Brontolare in modo cupo e minaccioso, specie riferito ad animali

probabilmente dall'incrocio di ruggire con mugliare, variante di mugghiare.

Nei secoli passati è stato fatto uno sforzo stupefacente per mettere a punto le parole più adatte a significare i suoni che ci circondano: è uno sforzo dei più comuni e naturali, e uno dei fronti più fantasiosi della lingua.

Qualcuno ricorderà che abbiamo già visto un verbo che probabilmente è un incrocio di 'ruggire' con 'mugghiare' (variante del 'mugliare' che qui consideriamo, di matrice toscana): è il verbo rugghiare. Eppure una variazione minima nel suono provoca una variazione sensibile nel significato: dopotutto il suono non è mai così rilevante quanto nelle parole che significano suoni, e questo è un caso esemplare. Infatti se il rugghiare viene accostato al ruggire senza che se ne allontani molto nemmeno negli usi figurati (pur avendo una sfumatura tutta sua), il rugliare apre delle possibilità più ampie.

Certo, già per come è attestato nel Cinquecento il rugliare è innanzitutto un brontolare prolungato, cupo e minaccioso, ma non è così duro e arrotato come il ruggire e il rugghiare: ha una nota scorrente, liquida, che lo alleggerisce. Un brontolio, per quanto minaccioso, di rado è una minaccia.

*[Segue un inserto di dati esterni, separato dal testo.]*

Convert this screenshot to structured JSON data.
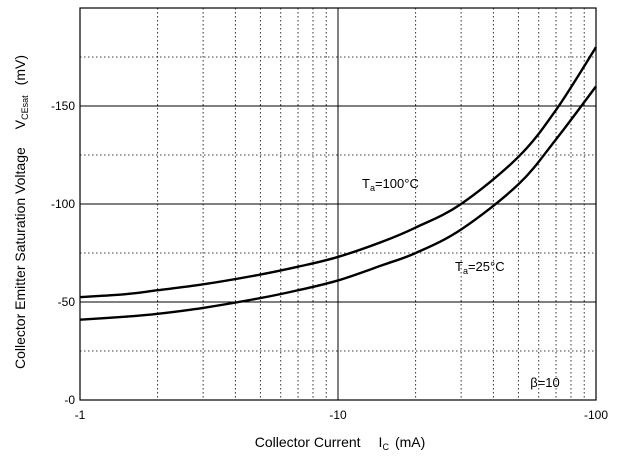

Così, se ruglia il cane di là dal cancello senza nemmeno troppa convinzione, se rugliano le persone imbottigliate nel traffico da loro stesse causato, ruglia anche il torrente gonfio di pioggia, ruglia la pancia affamata. Insomma, il rugghiare è una storia che non si schioda da un serio verso commisto di leone e toro, il rugliare sa scivolare fino al borborigmo e al bofonchiare.